Says Aashu Calapa, vice president, human resources, ICICI OneSource, "Currently there are more than 60 BPO firms in the Bangalore and therefore a growing gap between the demand and supply. The main requirement for a call centre job is a graduate degree in any ordinary discipline such as BA, B.Com, etc, with a good command over the English language and speaking skills. There is an abundance of such resources across India, which includes those in non-metro cities. While the percentage of hiring from these cities, may not be significant, the trend seems to be catching up. It certainly helps to draw talent from various demographies."
ICICI OneSource, after the recent acquisition of FirstRing, is also moving into non-metro hiring. The company has four facilities across Mumbai and Bangalore. Besides recruiting individuals from these cities, it has also recruited personnel from Mysore, Mangalore, Hubli, Goa and Pune.
Its head hunters have visited college campuses in Hyderabad, Chennai, Pune, Goa, Coimbatore, Mysore and Mangalore. ICICI OneSource currently recruits 200 personnel per month and about 5-7 per cent are from non-metros.
"There are definitely many graduates from cities such as Mysore, Mangalore, Hubli, Kochi, Dharwad, Coimbatore, Ooty etc who are shifting base to Bangalore. Awareness about BPO careers is rapidly growing, enabling more graduates to be employed in this industry. Bangalore, as a location is certainly attractive," adds Calapa.
For leading call centres like 24/7 Customer and MsourcE, non-metro talent currently constitutes nearly 25-35 per cent of the total hiring.
According to Shanmugam Nagarajan, chief operating officer, 24/7 Customer, "We are currently experiencing very steep ramp rates. Therefore, tapping for talent in Bangalore alone would not be a wise staffing strategy. We will be recruiting all across the country. To date, most of the hiring has been in south India. Coimbatore, Madurai, Trichy, Kochi, Mangalore, Pune, Manipal, Mysore, Trivandrum and Goa are the key towns."
Elango R, vice president-HR and Training, MsourcE highlights an interesting factor emerging out of their non-metro hiring experience, "While hiring from non-metros, we have seen that people prefer to join any centre within close vicinity from their residence. An overnight's drive from home is most preferred so that it enables the employee to go home during the weekends. People prefer this to moving base entirely to a new location."
MsourcE is planing to ramp up to nearly 1,000 people in next three months. Though the company would continue to stick to its pan India mode of hiring, Elago clarifies, "It does not mean that the domestic talent is fast reaching saturation. Earlier, nearly 9 out of 10 people were mostly hired; today the hits are in the range of 4 to 5 people. Competition is taking us to non-metros. In the bargain, we have realised that the talent in these areas are indeed noteworthy."
Dr Solomon Suresh, vice president, HTMT, also agrees that the strike rate in domestic, hiring which was once 10-15 per cent, has now reduced to 2-5 per cent. "First, the number of contact centres, especially in Bangalore, has significantly increased.
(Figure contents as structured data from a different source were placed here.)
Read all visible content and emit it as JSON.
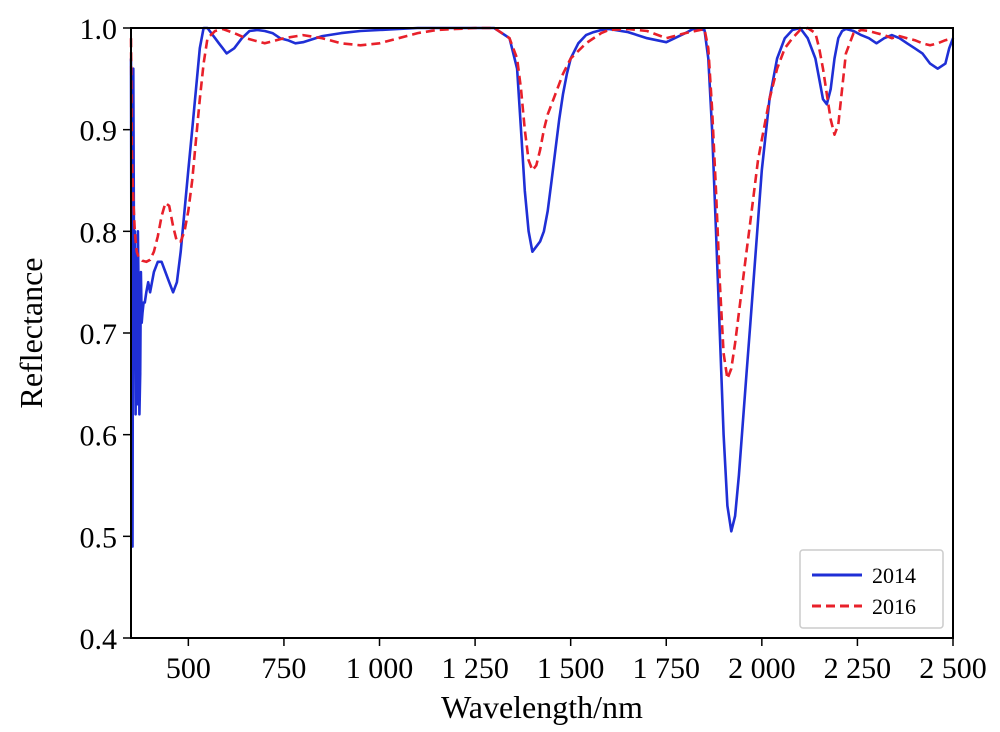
{
  "chart_data": {
    "type": "line",
    "title": "",
    "xlabel": "Wavelength/nm",
    "ylabel": "Reflectance",
    "xlim": [
      350,
      2500
    ],
    "ylim": [
      0.4,
      1.0
    ],
    "x_ticks": [
      500,
      750,
      1000,
      1250,
      1500,
      1750,
      2000,
      2250,
      2500
    ],
    "x_tick_labels": [
      "500",
      "750",
      "1 000",
      "1 250",
      "1 500",
      "1 750",
      "2 000",
      "2 250",
      "2 500"
    ],
    "y_ticks": [
      0.4,
      0.5,
      0.6,
      0.7,
      0.8,
      0.9,
      1.0
    ],
    "y_tick_labels": [
      "0.4",
      "0.5",
      "0.6",
      "0.7",
      "0.8",
      "0.9",
      "1.0"
    ],
    "grid": false,
    "legend_position": "bottom-right",
    "series": [
      {
        "name": "2014",
        "color": "#1f2fd6",
        "style": "solid",
        "x": [
          350,
          352,
          354,
          356,
          358,
          360,
          362,
          364,
          366,
          368,
          370,
          372,
          374,
          376,
          378,
          380,
          383,
          386,
          390,
          395,
          400,
          410,
          420,
          430,
          440,
          450,
          460,
          470,
          480,
          490,
          500,
          510,
          520,
          530,
          540,
          550,
          560,
          570,
          580,
          590,
          600,
          620,
          640,
          660,
          680,
          700,
          720,
          740,
          760,
          780,
          800,
          850,
          900,
          950,
          1000,
          1050,
          1100,
          1150,
          1200,
          1250,
          1300,
          1340,
          1360,
          1370,
          1380,
          1390,
          1400,
          1410,
          1420,
          1430,
          1440,
          1450,
          1460,
          1470,
          1480,
          1490,
          1500,
          1520,
          1540,
          1560,
          1580,
          1600,
          1650,
          1700,
          1750,
          1800,
          1820,
          1850,
          1860,
          1870,
          1880,
          1890,
          1900,
          1910,
          1920,
          1930,
          1940,
          1950,
          1960,
          1970,
          1980,
          1990,
          2000,
          2020,
          2040,
          2060,
          2080,
          2100,
          2120,
          2140,
          2150,
          2160,
          2170,
          2180,
          2190,
          2200,
          2210,
          2220,
          2240,
          2260,
          2280,
          2300,
          2320,
          2340,
          2360,
          2380,
          2400,
          2420,
          2440,
          2460,
          2480,
          2490,
          2500
        ],
        "y": [
          0.97,
          0.58,
          0.49,
          0.96,
          0.75,
          0.8,
          0.62,
          0.78,
          0.63,
          0.8,
          0.74,
          0.62,
          0.66,
          0.76,
          0.71,
          0.72,
          0.73,
          0.73,
          0.74,
          0.75,
          0.74,
          0.76,
          0.77,
          0.77,
          0.76,
          0.75,
          0.74,
          0.75,
          0.78,
          0.82,
          0.86,
          0.9,
          0.94,
          0.98,
          1.0,
          1.0,
          0.995,
          0.99,
          0.985,
          0.98,
          0.975,
          0.98,
          0.99,
          0.997,
          0.998,
          0.997,
          0.995,
          0.99,
          0.988,
          0.985,
          0.986,
          0.992,
          0.995,
          0.997,
          0.998,
          0.999,
          1.0,
          1.0,
          1.0,
          1.0,
          1.0,
          0.99,
          0.96,
          0.9,
          0.84,
          0.8,
          0.78,
          0.785,
          0.79,
          0.8,
          0.82,
          0.85,
          0.88,
          0.91,
          0.935,
          0.955,
          0.97,
          0.985,
          0.993,
          0.996,
          0.998,
          0.999,
          0.996,
          0.99,
          0.986,
          0.995,
          0.999,
          0.998,
          0.97,
          0.9,
          0.8,
          0.7,
          0.6,
          0.53,
          0.505,
          0.52,
          0.56,
          0.61,
          0.66,
          0.71,
          0.76,
          0.81,
          0.86,
          0.93,
          0.97,
          0.99,
          0.998,
          1.0,
          0.99,
          0.97,
          0.95,
          0.93,
          0.925,
          0.94,
          0.97,
          0.99,
          0.997,
          0.999,
          0.997,
          0.993,
          0.99,
          0.985,
          0.99,
          0.993,
          0.99,
          0.985,
          0.98,
          0.975,
          0.965,
          0.96,
          0.965,
          0.98,
          0.99
        ]
      },
      {
        "name": "2016",
        "color": "#e8202a",
        "style": "dashed",
        "x": [
          350,
          352,
          355,
          360,
          365,
          370,
          375,
          380,
          390,
          400,
          410,
          420,
          430,
          440,
          450,
          460,
          470,
          480,
          490,
          500,
          510,
          520,
          530,
          540,
          550,
          570,
          590,
          620,
          650,
          700,
          750,
          800,
          850,
          900,
          950,
          1000,
          1050,
          1100,
          1150,
          1200,
          1250,
          1300,
          1340,
          1360,
          1370,
          1380,
          1390,
          1400,
          1410,
          1420,
          1430,
          1440,
          1460,
          1480,
          1500,
          1540,
          1580,
          1600,
          1650,
          1700,
          1750,
          1800,
          1850,
          1860,
          1870,
          1880,
          1890,
          1900,
          1910,
          1920,
          1930,
          1940,
          1950,
          1960,
          1970,
          1980,
          1990,
          2000,
          2020,
          2040,
          2060,
          2080,
          2100,
          2120,
          2140,
          2150,
          2160,
          2170,
          2180,
          2190,
          2200,
          2210,
          2220,
          2240,
          2260,
          2280,
          2300,
          2320,
          2340,
          2360,
          2380,
          2400,
          2420,
          2440,
          2460,
          2480,
          2500
        ],
        "y": [
          0.99,
          0.88,
          0.84,
          0.8,
          0.78,
          0.775,
          0.773,
          0.771,
          0.77,
          0.772,
          0.78,
          0.795,
          0.815,
          0.828,
          0.825,
          0.805,
          0.79,
          0.79,
          0.8,
          0.82,
          0.85,
          0.89,
          0.93,
          0.965,
          0.99,
          0.997,
          0.999,
          0.995,
          0.99,
          0.985,
          0.99,
          0.993,
          0.99,
          0.985,
          0.983,
          0.985,
          0.99,
          0.995,
          0.998,
          0.999,
          1.0,
          1.0,
          0.99,
          0.97,
          0.94,
          0.9,
          0.87,
          0.86,
          0.865,
          0.88,
          0.9,
          0.915,
          0.935,
          0.955,
          0.97,
          0.985,
          0.995,
          0.998,
          0.999,
          0.997,
          0.99,
          0.995,
          0.999,
          0.98,
          0.92,
          0.84,
          0.75,
          0.68,
          0.655,
          0.665,
          0.69,
          0.72,
          0.75,
          0.78,
          0.81,
          0.84,
          0.87,
          0.89,
          0.93,
          0.96,
          0.98,
          0.99,
          0.998,
          1.0,
          0.995,
          0.98,
          0.96,
          0.935,
          0.91,
          0.895,
          0.905,
          0.94,
          0.975,
          0.995,
          0.998,
          0.997,
          0.995,
          0.993,
          0.99,
          0.992,
          0.99,
          0.988,
          0.985,
          0.983,
          0.985,
          0.988,
          0.99
        ]
      }
    ]
  }
}
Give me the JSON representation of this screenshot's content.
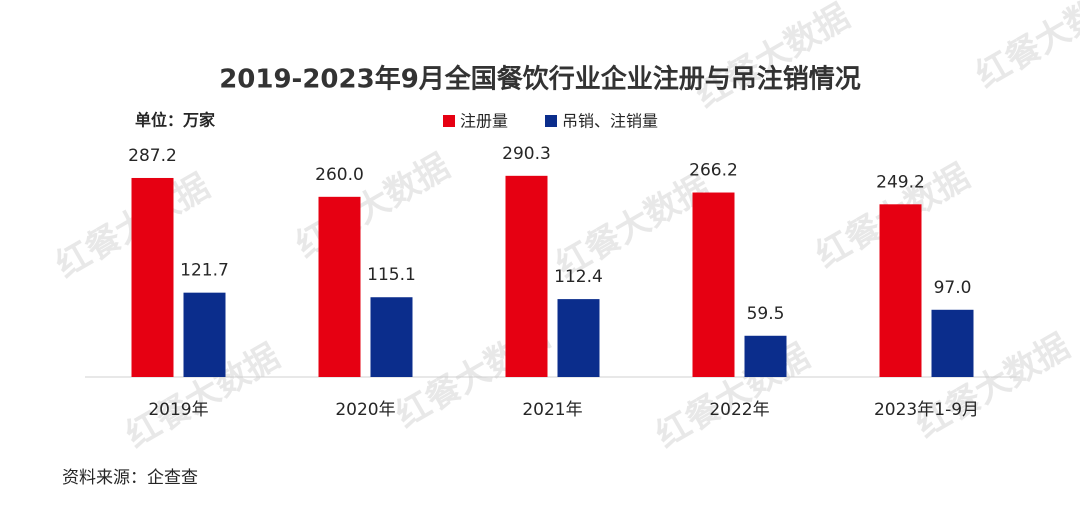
{
  "chart_data": {
    "type": "bar",
    "title": "2019-2023年9月全国餐饮行业企业注册与吊注销情况",
    "unit_label": "单位：万家",
    "source": "资料来源：企查查",
    "watermark": "红餐大数据",
    "categories": [
      "2019年",
      "2020年",
      "2021年",
      "2022年",
      "2023年1-9月"
    ],
    "series": [
      {
        "name": "注册量",
        "color": "#e60012",
        "values": [
          287.2,
          260,
          290.3,
          266.2,
          249.2
        ],
        "value_labels": [
          "287.2",
          "260.0",
          "290.3",
          "266.2",
          "249.2"
        ]
      },
      {
        "name": "吊销、注销量",
        "color": "#0b2d8c",
        "values": [
          121.7,
          115.1,
          112.4,
          59.5,
          97
        ],
        "value_labels": [
          "121.7",
          "115.1",
          "112.4",
          "59.5",
          "97.0"
        ]
      }
    ],
    "grid": false
  }
}
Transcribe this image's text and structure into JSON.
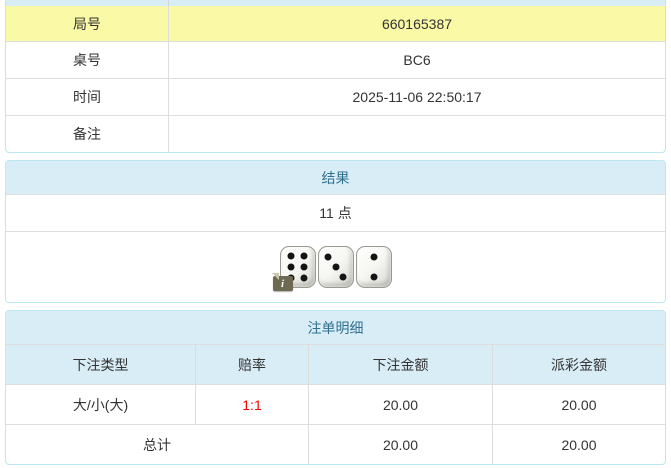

As they continue to expand, they are always on the look out for fresh talent. This provides a choice to individuals who are looking to join a call centre."
HTMT is currently 1,500-strong and intends to have 2,000 people on board by March 2004.
Though non-metros constitute for less 10 per cent of the total hiring, the company has realised that people are ready to re-locate at the entry level and not while moving up the value chain.